A scheme in Wales that cares for those in mental distress during police incidents helped more than 80 vulnerable people with face-to-face support in its first 6 months.
In addition, more than 180 people with similar issues were given advice and guidance by phone and other methods during that time by the Dyfed-Powys Street Triage scheme.
The service, which was launched in January, sees Dyfed-Powys Police officers and Hywel Dda University Health Board personnel work side-by-side, ensuring those experiencing mental distress get the right attention.
The scheme has also helped to reduce the number of times that police cells are used as a place of safety for those showing signs of mental ill health and in need of immediate care and attention from 83 in the 6 months to June 2013 to 31 for the same period this year.
Detentions to appropriate health locations for the same reason are up from 50 to 63 over the same period. This is likely to result in significant savings for public services, according to Dyfed-Powys Police.
On December 10, the Welsh Government plans to unveil a national concordat on how organisations will best work together to ensure people get the help they need during a mental health crisis. A similar concordat exists in England.
Dyfed-Powys Police and Crime Commissioner Christopher Salmon, who backed the scheme by funding the purchase of an unmarked consultation van, said: “I raised this issue with Welsh Government two years ago and I’m glad that our police force and Hywel Dda have led the way.
“I’m delighted that a year after we launched our triage scheme the forthcoming Mental Health Crisis Care Concordat will recognise the importance of treating mental illness as a health issue, not a police one.
“The work of all those involved in delivering our local service is to be applauded; a huge amount of effort and expertise has resulted in a great new project.
“In the past, many people have been locked in police cells when what they’ve really needed is health treatment. Across the Hywel Dda area they now get that treatment.

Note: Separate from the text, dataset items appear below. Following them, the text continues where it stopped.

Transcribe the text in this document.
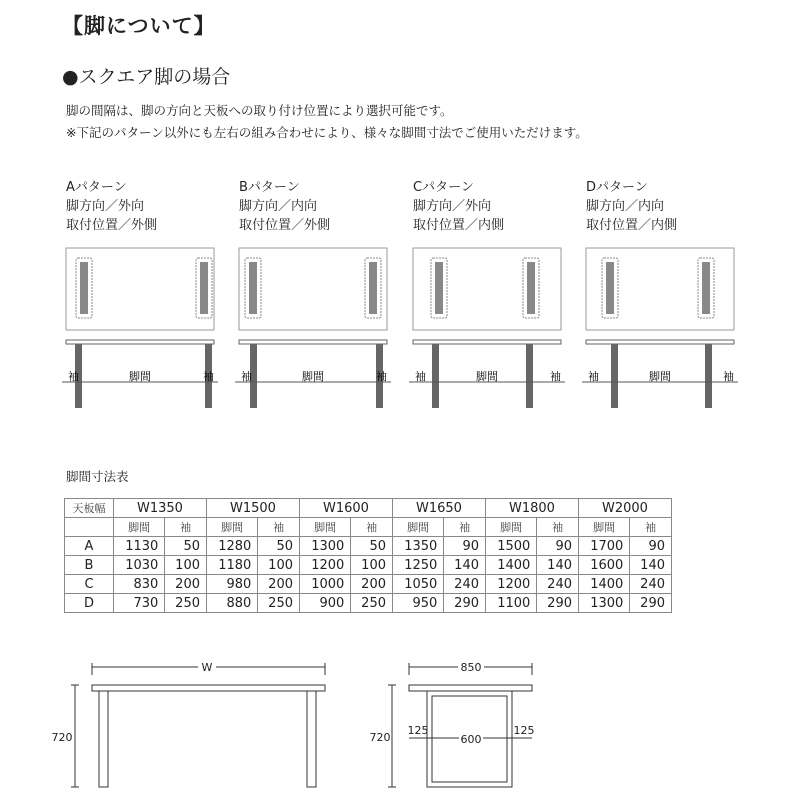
【脚について】
●スクエア脚の場合
脚の間隔は、脚の方向と天板への取り付け位置により選択可能です。
※下記のパターン以外にも左右の組み合わせにより、様々な脚間寸法でご使用いただけます。
Aパターン
脚方向／外向
取付位置／外側
Bパターン
脚方向／内向
取付位置／外側
Cパターン
脚方向／外向
取付位置／内側
Dパターン
脚方向／内向
取付位置／内側
袖	脚間	袖 袖	脚間	袖	袖	脚間	袖 袖	脚間	袖
脚間寸法表
天板幅	W1350		W1500		W1600		W1650		W1800		W2000	
	脚間	袖	脚間	袖	脚間	袖	脚間	袖	脚間	袖	脚間	袖
A	1130	50	1280	50	1300	50	1350	90	1500	90	1700	90
B	1030	100	1180	100	1200	100	1250	140	1400	140	1600	140
C	830	200	980	200	1000	200	1050	240	1200	240	1400	240
D	730	250	880	250	900	250	950	290	1100	290	1300	290
W
720
850
720
125
600
125
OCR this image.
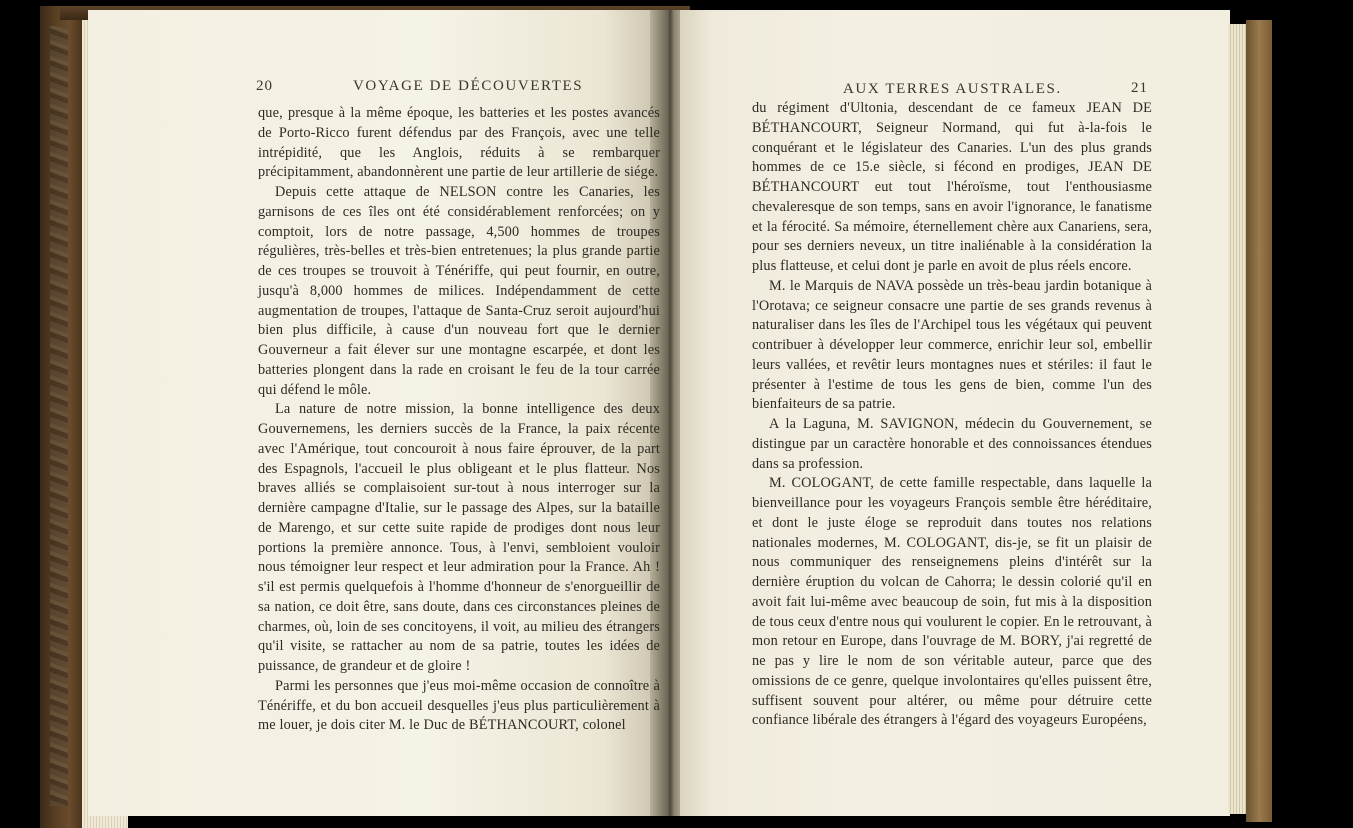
20	VOYAGE DE DÉCOUVERTES

que, presque à la même époque, les batteries et les postes avancés de Porto-Ricco furent défendus par des François, avec une telle intrépidité, que les Anglois, réduits à se rembarquer précipitamment, abandonnèrent une partie de leur artillerie de siége.

Depuis cette attaque de NELSON contre les Canaries, les garnisons de ces îles ont été considérablement renforcées; on y comptoit, lors de notre passage, 4,500 hommes de troupes régulières, très-belles et très-bien entretenues; la plus grande partie de ces troupes se trouvoit à Ténériffe, qui peut fournir, en outre, jusqu'à 8,000 hommes de milices. Indépendamment de cette augmentation de troupes, l'attaque de Santa-Cruz seroit aujourd'hui bien plus difficile, à cause d'un nouveau fort que le dernier Gouverneur a fait élever sur une montagne escarpée, et dont les batteries plongent dans la rade en croisant le feu de la tour carrée qui défend le môle.

La nature de notre mission, la bonne intelligence des deux Gouvernemens, les derniers succès de la France, la paix récente avec l'Amérique, tout concouroit à nous faire éprouver, de la part des Espagnols, l'accueil le plus obligeant et le plus flatteur. Nos braves alliés se complaisoient sur-tout à nous interroger sur la dernière campagne d'Italie, sur le passage des Alpes, sur la bataille de Marengo, et sur cette suite rapide de prodiges dont nous leur portions la première annonce. Tous, à l'envi, sembloient vouloir nous témoigner leur respect et leur admiration pour la France. Ah ! s'il est permis quelquefois à l'homme d'honneur de s'enorgueillir de sa nation, ce doit être, sans doute, dans ces circonstances pleines de charmes, où, loin de ses concitoyens, il voit, au milieu des étrangers qu'il visite, se rattacher au nom de sa patrie, toutes les idées de puissance, de grandeur et de gloire !

Parmi les personnes que j'eus moi-même occasion de connoître à Ténériffe, et du bon accueil desquelles j'eus plus particulièrement à me louer, je dois citer M. le Duc de BÉTHANCOURT, colonel

AUX TERRES AUSTRALES.	21

du régiment d'Ultonia, descendant de ce fameux JEAN DE BÉTHANCOURT, Seigneur Normand, qui fut à-la-fois le conquérant et le législateur des Canaries. L'un des plus grands hommes de ce 15.e siècle, si fécond en prodiges, JEAN DE BÉTHANCOURT eut tout l'héroïsme, tout l'enthousiasme chevaleresque de son temps, sans en avoir l'ignorance, le fanatisme et la férocité. Sa mémoire, éternellement chère aux Canariens, sera, pour ses derniers neveux, un titre inaliénable à la considération la plus flatteuse, et celui dont je parle en avoit de plus réels encore.

M. le Marquis de NAVA possède un très-beau jardin botanique à l'Orotava; ce seigneur consacre une partie de ses grands revenus à naturaliser dans les îles de l'Archipel tous les végétaux qui peuvent contribuer à développer leur commerce, enrichir leur sol, embellir leurs vallées, et revêtir leurs montagnes nues et stériles: il faut le présenter à l'estime de tous les gens de bien, comme l'un des bienfaiteurs de sa patrie.

A la Laguna, M. SAVIGNON, médecin du Gouvernement, se distingue par un caractère honorable et des connoissances étendues dans sa profession.

M. COLOGANT, de cette famille respectable, dans laquelle la bienveillance pour les voyageurs François semble être héréditaire, et dont le juste éloge se reproduit dans toutes nos relations nationales modernes, M. COLOGANT, dis-je, se fit un plaisir de nous communiquer des renseignemens pleins d'intérêt sur la dernière éruption du volcan de Cahorra; le dessin colorié qu'il en avoit fait lui-même avec beaucoup de soin, fut mis à la disposition de tous ceux d'entre nous qui voulurent le copier. En le retrouvant, à mon retour en Europe, dans l'ouvrage de M. BORY, j'ai regretté de ne pas y lire le nom de son véritable auteur, parce que des omissions de ce genre, quelque involontaires qu'elles puissent être, suffisent souvent pour altérer, ou même pour détruire cette confiance libérale des étrangers à l'égard des voyageurs Européens,
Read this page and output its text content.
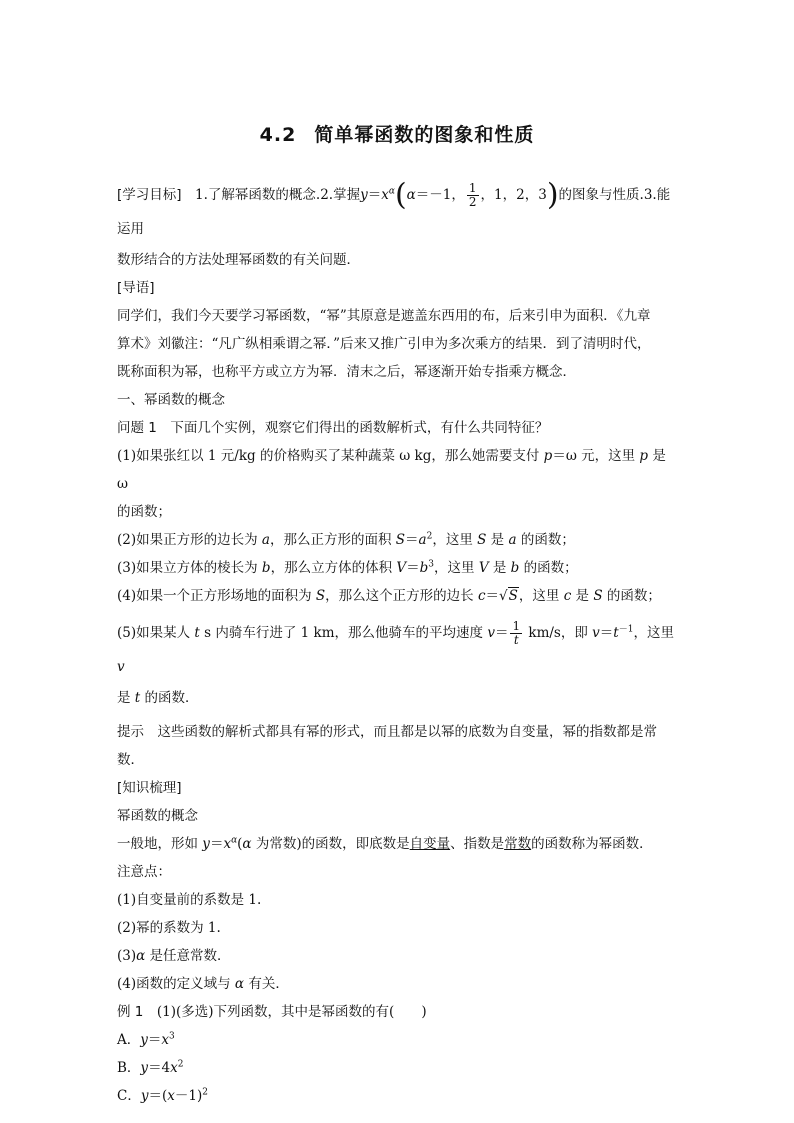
4.2 简单幂函数的图象和性质

[学习目标]　 1.了解幂函数的概念.2.掌握$y=x^\alpha(\alpha=-1$， $\frac{1}{2}$ ，1，2，3)的图象与性质.3.能运用

数形结合的方法处理幂函数的有关问题．

[导语]

同学们，我们今天要学习幂函数，“幂”其原意是遮盖东西用的布，后来引申为面积．《九章

算术》刘徽注：“凡广纵相乘谓之幂．”后来又推广引申为多次乘方的结果．到了清明时代，

既称面积为幂，也称平方或立方为幂．清末之后，幂逐渐开始专指乘方概念．

一、幂函数的概念

问题 1　下面几个实例，观察它们得出的函数解析式，有什么共同特征？

(1)如果张红以 1 元/kg 的价格购买了某种蔬菜 ω kg，那么她需要支付 p＝ω 元，这里 p 是 ω

的函数；

(2)如果正方形的边长为 a，那么正方形的面积 $S=a^2$，这里 S 是 a 的函数；

(3)如果立方体的棱长为 b，那么立方体的体积 $V=b^3$，这里 V 是 b 的函数；

(4)如果一个正方形场地的面积为 S，那么这个正方形的边长 c＝√S，这里 c 是 S 的函数；

(5)如果某人 t s 内骑车行进了 1 km，那么他骑车的平均速度 $v= \frac{1}{t} km/s$，即 $v=t^{-1}$，这里 v

是 t 的函数．

提示　这些函数的解析式都具有幂的形式，而且都是以幂的底数为自变量，幂的指数都是常

数．

[知识梳理]

幂函数的概念

一般地，形如 $y=x^\alpha(\alpha$ 为常数)的函数，即底数是自变量、指数是常数的函数称为幂函数．

注意点：

(1)自变量前的系数是 1.

(2)幂的系数为 1.

(3)α 是任意常数．

(4)函数的定义域与 α 有关．

例 1　(1)(多选)下列函数，其中是幂函数的有(　　)

A．$y=x^3$

B．$y=4x^2$

C．$y=(x-1)^2$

“The concordat has been a long time coming but will put clear responsibility on health services to treat mental health cases. The police will be there to help, not the other way round. It’s a great example of work between the police and the health board.”
How it works
The triage scheme is led from Carmarthen’s Dyfed-Powys Police HQ by PC Celt Thomas and mental health clinician Ed McHugh. It is not a 24/7 operation, instead operating at predicted times of high demand such as 4pm-midnight Thursday-Sunday.
When police officers arrive at an incident the pair are alerted if there is thought to be a mental distress element. McHugh consults the individual’s health record then, with Thomas, advises officers on a course of action. This ranges from phone advice to the triage team attending the incident in their van. In all cases the aim is to get the appropriate health treatment, advice or guidance for the individual in the right health environment.
“The police always get things done; this initiative helps us get things done in the very best interests of vulnerable individuals. It has filled in a massive gap in knowledge,” said Thomas
McHugh added: “The triage success shows the success of clear communication between two sets of professionals who want to address a problem early.”
The pair also share knowledge and experience of mental health issues among police officers.
Libby Ryan-Davies, the university health board’s director of mental health and learning disabilities services, said: “Our triage makes a more efficient use of public services; it sees key services work together to ensure people suffering mental distress receive the support they need in the right places. At Hywel Dda we’re pleased to be playing a key role in its development and progress.”
Detective Chief Superintendent Andy John, of Dyfed-Powys Police, added: “The excellent triage project improves our response to vulnerable people and provides specific assistance to those who need it.”